In mr/, there's code to analyze the tax returns using the python MapReduce library MRJob. If you want to use them, you'll unfortunately have to transform the returns from individual XML files to row-delimited files with many returns, like I did. That said:

  • map_xml_schema.py
    • Parses a tax return, finds its paticular version, and maps it to unique XML paths found within that document. That provides a universe of possible queries for when you want to actually pull out information.
  • mr_select.py
    • Takes a set of paths and searches the returns for data matching one of those paths. Returns a mapping of objects where data was found to the data that was found.

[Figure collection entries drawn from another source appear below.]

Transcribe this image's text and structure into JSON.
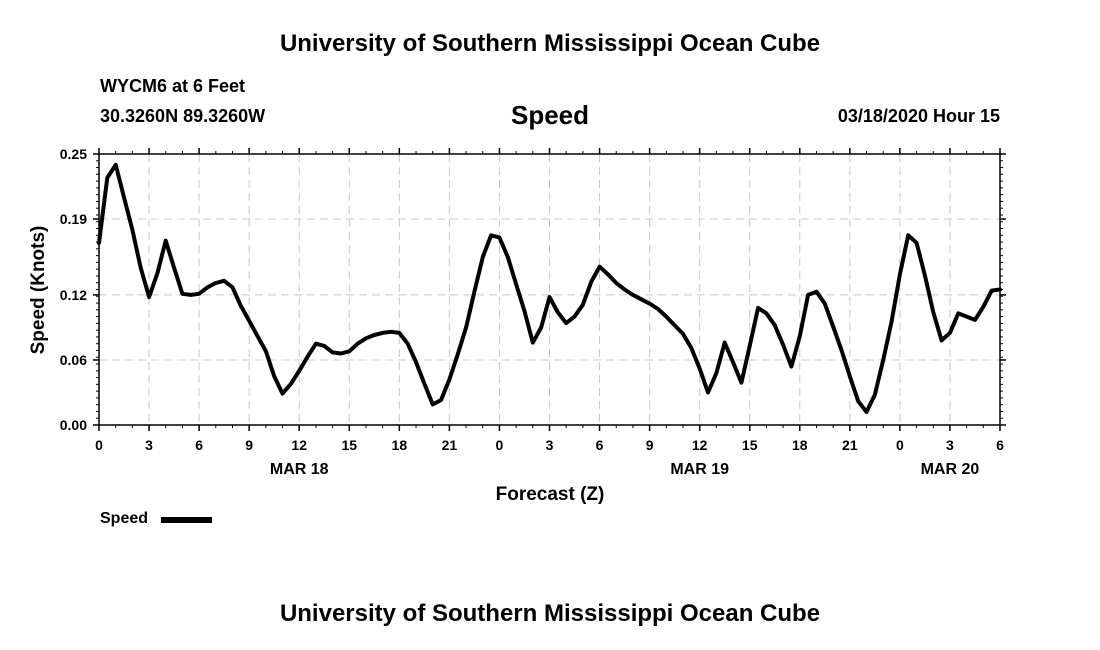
{
  "header": {
    "title": "University of Southern Mississippi Ocean Cube",
    "station": "WYCM6 at 6 Feet",
    "coordinates": "30.3260N 89.3260W",
    "datetime": "03/18/2020 Hour 15"
  },
  "footer": {
    "title": "University of Southern Mississippi Ocean Cube"
  },
  "legend": {
    "label": "Speed",
    "color": "#000000"
  },
  "chart_data": {
    "type": "line",
    "title": "Speed",
    "xlabel": "Forecast (Z)",
    "ylabel": "Speed (Knots)",
    "ylim": [
      0,
      0.25
    ],
    "xlim": [
      0,
      54
    ],
    "grid": true,
    "legend_position": "bottom-left",
    "yticks": [
      "0.25",
      "0.19",
      "0.12",
      "0.06",
      "0.00"
    ],
    "ytick_values": [
      0.25,
      0.19,
      0.12,
      0.06,
      0.0
    ],
    "xticks": [
      "0",
      "3",
      "6",
      "9",
      "12",
      "15",
      "18",
      "21",
      "0",
      "3",
      "6",
      "9",
      "12",
      "15",
      "18",
      "21",
      "0",
      "3",
      "6"
    ],
    "date_labels": [
      {
        "label": "MAR 18",
        "at": 12
      },
      {
        "label": "MAR 19",
        "at": 36
      },
      {
        "label": "MAR 20",
        "at": 51
      }
    ],
    "series": [
      {
        "name": "Speed",
        "color": "#000000",
        "points": [
          [
            0,
            0.168
          ],
          [
            0.5,
            0.228
          ],
          [
            1,
            0.24
          ],
          [
            1.5,
            0.21
          ],
          [
            2,
            0.18
          ],
          [
            2.5,
            0.145
          ],
          [
            3,
            0.118
          ],
          [
            3.5,
            0.14
          ],
          [
            4,
            0.17
          ],
          [
            4.5,
            0.145
          ],
          [
            5,
            0.121
          ],
          [
            5.5,
            0.12
          ],
          [
            6,
            0.121
          ],
          [
            6.5,
            0.127
          ],
          [
            7,
            0.131
          ],
          [
            7.5,
            0.133
          ],
          [
            8,
            0.127
          ],
          [
            8.5,
            0.11
          ],
          [
            9,
            0.096
          ],
          [
            9.5,
            0.082
          ],
          [
            10,
            0.068
          ],
          [
            10.5,
            0.045
          ],
          [
            11,
            0.029
          ],
          [
            11.5,
            0.038
          ],
          [
            12,
            0.05
          ],
          [
            12.5,
            0.063
          ],
          [
            13,
            0.075
          ],
          [
            13.5,
            0.073
          ],
          [
            14,
            0.067
          ],
          [
            14.5,
            0.066
          ],
          [
            15,
            0.068
          ],
          [
            15.5,
            0.075
          ],
          [
            16,
            0.08
          ],
          [
            16.5,
            0.083
          ],
          [
            17,
            0.085
          ],
          [
            17.5,
            0.086
          ],
          [
            18,
            0.085
          ],
          [
            18.5,
            0.075
          ],
          [
            19,
            0.058
          ],
          [
            19.5,
            0.038
          ],
          [
            20,
            0.019
          ],
          [
            20.5,
            0.023
          ],
          [
            21,
            0.042
          ],
          [
            21.5,
            0.065
          ],
          [
            22,
            0.09
          ],
          [
            22.5,
            0.123
          ],
          [
            23,
            0.155
          ],
          [
            23.5,
            0.175
          ],
          [
            24,
            0.173
          ],
          [
            24.5,
            0.155
          ],
          [
            25,
            0.13
          ],
          [
            25.5,
            0.105
          ],
          [
            26,
            0.076
          ],
          [
            26.5,
            0.09
          ],
          [
            27,
            0.118
          ],
          [
            27.5,
            0.104
          ],
          [
            28,
            0.094
          ],
          [
            28.5,
            0.1
          ],
          [
            29,
            0.111
          ],
          [
            29.5,
            0.132
          ],
          [
            30,
            0.146
          ],
          [
            30.5,
            0.139
          ],
          [
            31,
            0.131
          ],
          [
            31.5,
            0.125
          ],
          [
            32,
            0.12
          ],
          [
            32.5,
            0.116
          ],
          [
            33,
            0.112
          ],
          [
            33.5,
            0.107
          ],
          [
            34,
            0.1
          ],
          [
            34.5,
            0.092
          ],
          [
            35,
            0.084
          ],
          [
            35.5,
            0.071
          ],
          [
            36,
            0.052
          ],
          [
            36.5,
            0.03
          ],
          [
            37,
            0.048
          ],
          [
            37.5,
            0.076
          ],
          [
            38,
            0.058
          ],
          [
            38.5,
            0.039
          ],
          [
            39,
            0.073
          ],
          [
            39.5,
            0.108
          ],
          [
            40,
            0.103
          ],
          [
            40.5,
            0.092
          ],
          [
            41,
            0.074
          ],
          [
            41.5,
            0.054
          ],
          [
            42,
            0.082
          ],
          [
            42.5,
            0.12
          ],
          [
            43,
            0.123
          ],
          [
            43.5,
            0.112
          ],
          [
            44,
            0.091
          ],
          [
            44.5,
            0.069
          ],
          [
            45,
            0.045
          ],
          [
            45.5,
            0.022
          ],
          [
            46,
            0.012
          ],
          [
            46.5,
            0.028
          ],
          [
            47,
            0.06
          ],
          [
            47.5,
            0.095
          ],
          [
            48,
            0.139
          ],
          [
            48.5,
            0.175
          ],
          [
            49,
            0.168
          ],
          [
            49.5,
            0.138
          ],
          [
            50,
            0.104
          ],
          [
            50.5,
            0.078
          ],
          [
            51,
            0.085
          ],
          [
            51.5,
            0.103
          ],
          [
            52,
            0.1
          ],
          [
            52.5,
            0.097
          ],
          [
            53,
            0.109
          ],
          [
            53.5,
            0.124
          ],
          [
            54,
            0.125
          ]
        ]
      }
    ]
  }
}
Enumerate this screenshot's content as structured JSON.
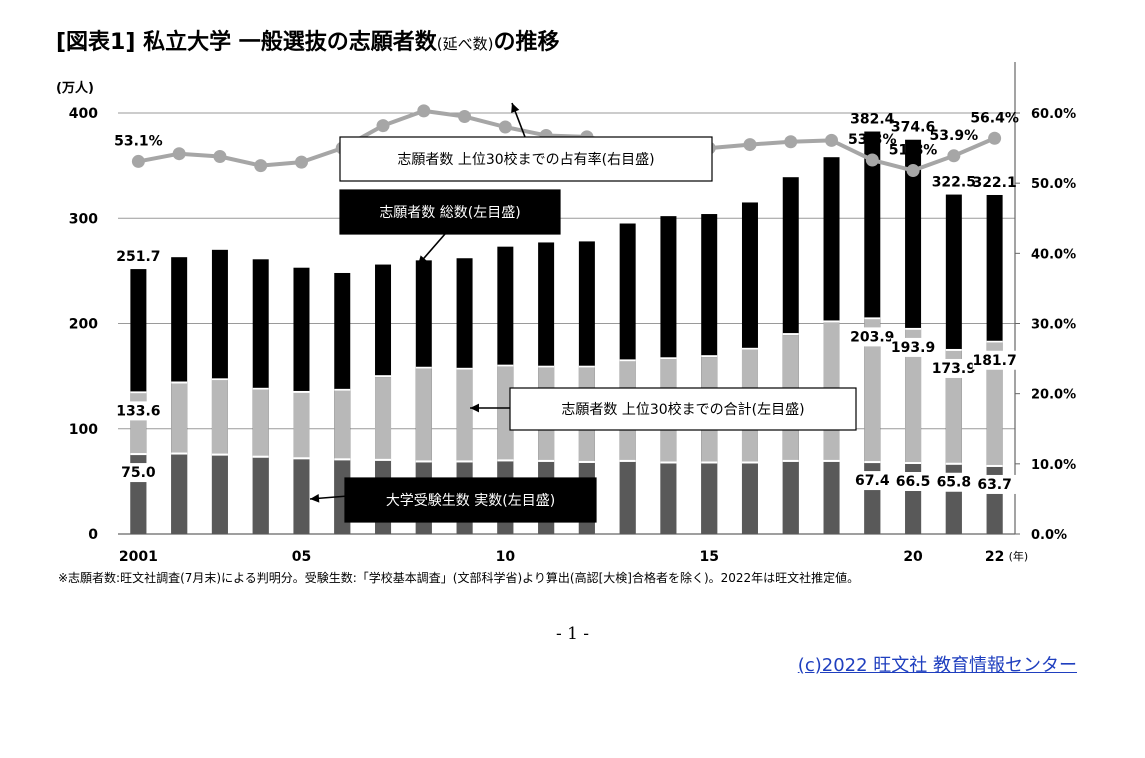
{
  "title": {
    "main": "[図表1] 私立大学 一般選抜の志願者数",
    "paren": "(延べ数)",
    "suffix": "の推移"
  },
  "chart_data": {
    "type": "bar",
    "title": "[図表1] 私立大学 一般選抜の志願者数(延べ数)の推移",
    "categories": [
      "2001",
      "2002",
      "2003",
      "2004",
      "2005",
      "2006",
      "2007",
      "2008",
      "2009",
      "2010",
      "2011",
      "2012",
      "2013",
      "2014",
      "2015",
      "2016",
      "2017",
      "2018",
      "2019",
      "2020",
      "2021",
      "2022"
    ],
    "x_tick_labels": [
      {
        "category": "2001",
        "label": "2001"
      },
      {
        "category": "2005",
        "label": "05"
      },
      {
        "category": "2010",
        "label": "10"
      },
      {
        "category": "2015",
        "label": "15"
      },
      {
        "category": "2020",
        "label": "20"
      },
      {
        "category": "2022",
        "label": "22"
      }
    ],
    "x_unit": "(年)",
    "left_axis": {
      "unit": "(万人)",
      "ticks": [
        0,
        100,
        200,
        300,
        400
      ],
      "range": [
        0,
        400
      ]
    },
    "right_axis": {
      "ticks": [
        "0.0%",
        "10.0%",
        "20.0%",
        "30.0%",
        "40.0%",
        "50.0%",
        "60.0%"
      ],
      "range": [
        0,
        60
      ]
    },
    "series": [
      {
        "name": "志願者数 総数(左目盛)",
        "axis": "left",
        "style": "bar",
        "color": "#000000",
        "values": [
          251.7,
          263,
          270,
          261,
          253,
          248,
          256,
          260,
          262,
          273,
          277,
          278,
          295,
          302,
          304,
          315,
          339,
          358,
          382.4,
          374.6,
          322.5,
          322.1
        ]
      },
      {
        "name": "志願者数 上位30校までの合計(左目盛)",
        "axis": "left",
        "style": "bar",
        "color": "#b8b8b8",
        "values": [
          133.6,
          143,
          146,
          137,
          134,
          136,
          149,
          157,
          156,
          159,
          158,
          158,
          164,
          166,
          168,
          175,
          189,
          201,
          203.9,
          193.9,
          173.9,
          181.7
        ]
      },
      {
        "name": "大学受験生数 実数(左目盛)",
        "axis": "left",
        "style": "bar",
        "color": "#595959",
        "values": [
          75.0,
          75.5,
          74.5,
          72.5,
          71,
          70,
          69.5,
          68,
          68,
          69,
          68.5,
          67.5,
          68.5,
          67,
          67,
          67,
          68.5,
          68.5,
          67.4,
          66.5,
          65.8,
          63.7
        ]
      },
      {
        "name": "志願者数 上位30校までの占有率(右目盛)",
        "axis": "right",
        "style": "line",
        "color": "#a6a6a6",
        "values": [
          53.1,
          54.2,
          53.8,
          52.5,
          53.0,
          55.0,
          58.2,
          60.3,
          59.5,
          58.0,
          56.8,
          56.6,
          55.4,
          54.8,
          55.0,
          55.5,
          55.9,
          56.1,
          53.3,
          51.8,
          53.9,
          56.4
        ]
      }
    ],
    "data_labels": [
      {
        "series": 0,
        "index": 0,
        "text": "251.7"
      },
      {
        "series": 0,
        "index": 18,
        "text": "382.4"
      },
      {
        "series": 0,
        "index": 19,
        "text": "374.6"
      },
      {
        "series": 0,
        "index": 20,
        "text": "322.5"
      },
      {
        "series": 0,
        "index": 21,
        "text": "322.1"
      },
      {
        "series": 1,
        "index": 0,
        "text": "133.6"
      },
      {
        "series": 1,
        "index": 18,
        "text": "203.9"
      },
      {
        "series": 1,
        "index": 19,
        "text": "193.9"
      },
      {
        "series": 1,
        "index": 20,
        "text": "173.9"
      },
      {
        "series": 1,
        "index": 21,
        "text": "181.7"
      },
      {
        "series": 2,
        "index": 0,
        "text": "75.0"
      },
      {
        "series": 2,
        "index": 18,
        "text": "67.4"
      },
      {
        "series": 2,
        "index": 19,
        "text": "66.5"
      },
      {
        "series": 2,
        "index": 20,
        "text": "65.8"
      },
      {
        "series": 2,
        "index": 21,
        "text": "63.7"
      },
      {
        "series": 3,
        "index": 0,
        "text": "53.1%"
      },
      {
        "series": 3,
        "index": 18,
        "text": "53.3%"
      },
      {
        "series": 3,
        "index": 19,
        "text": "51.8%"
      },
      {
        "series": 3,
        "index": 20,
        "text": "53.9%"
      },
      {
        "series": 3,
        "index": 21,
        "text": "56.4%"
      }
    ],
    "grid": true,
    "legend": "callout-annotations"
  },
  "callouts": {
    "share": "志願者数 上位30校までの占有率(右目盛)",
    "total": "志願者数 総数(左目盛)",
    "top30": "志願者数 上位30校までの合計(左目盛)",
    "examinees": "大学受験生数 実数(左目盛)"
  },
  "footnote": "※志願者数:旺文社調査(7月末)による判明分。受験生数:「学校基本調査」(文部科学省)より算出(高認[大検]合格者を除く)。2022年は旺文社推定値。",
  "page_number": "- 1 -",
  "copyright": "(c)2022 旺文社 教育情報センター"
}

Amazon's description of the data:

Machine-readable data from certain electronic 990 forms filed with the IRS from 2011 to present are available for anyone to use via Amazon S3.

Form 990 is the form used by the United States Internal Revenue Service to gather financial information about nonprofit organizations. Data for each 990 filing is provided in an XML file that contains structured information that represents the main 990 form, any filed forms and schedules, and other control information describing how the document was filed. Some non-disclosable information is not included in the files.

This data set includes Forms 990, 990-EZ and 990-PF which have been electronically filed with the IRS and is updated regularly in an XML format. The data can be used to perform research and analysis of organizations that have electronically filed Forms 990, 990-EZ and 990-PF. Forms 990-N (e-Postcard) are not available withing this data set. Forms 990-N can be viewed and downloaded from the IRS website.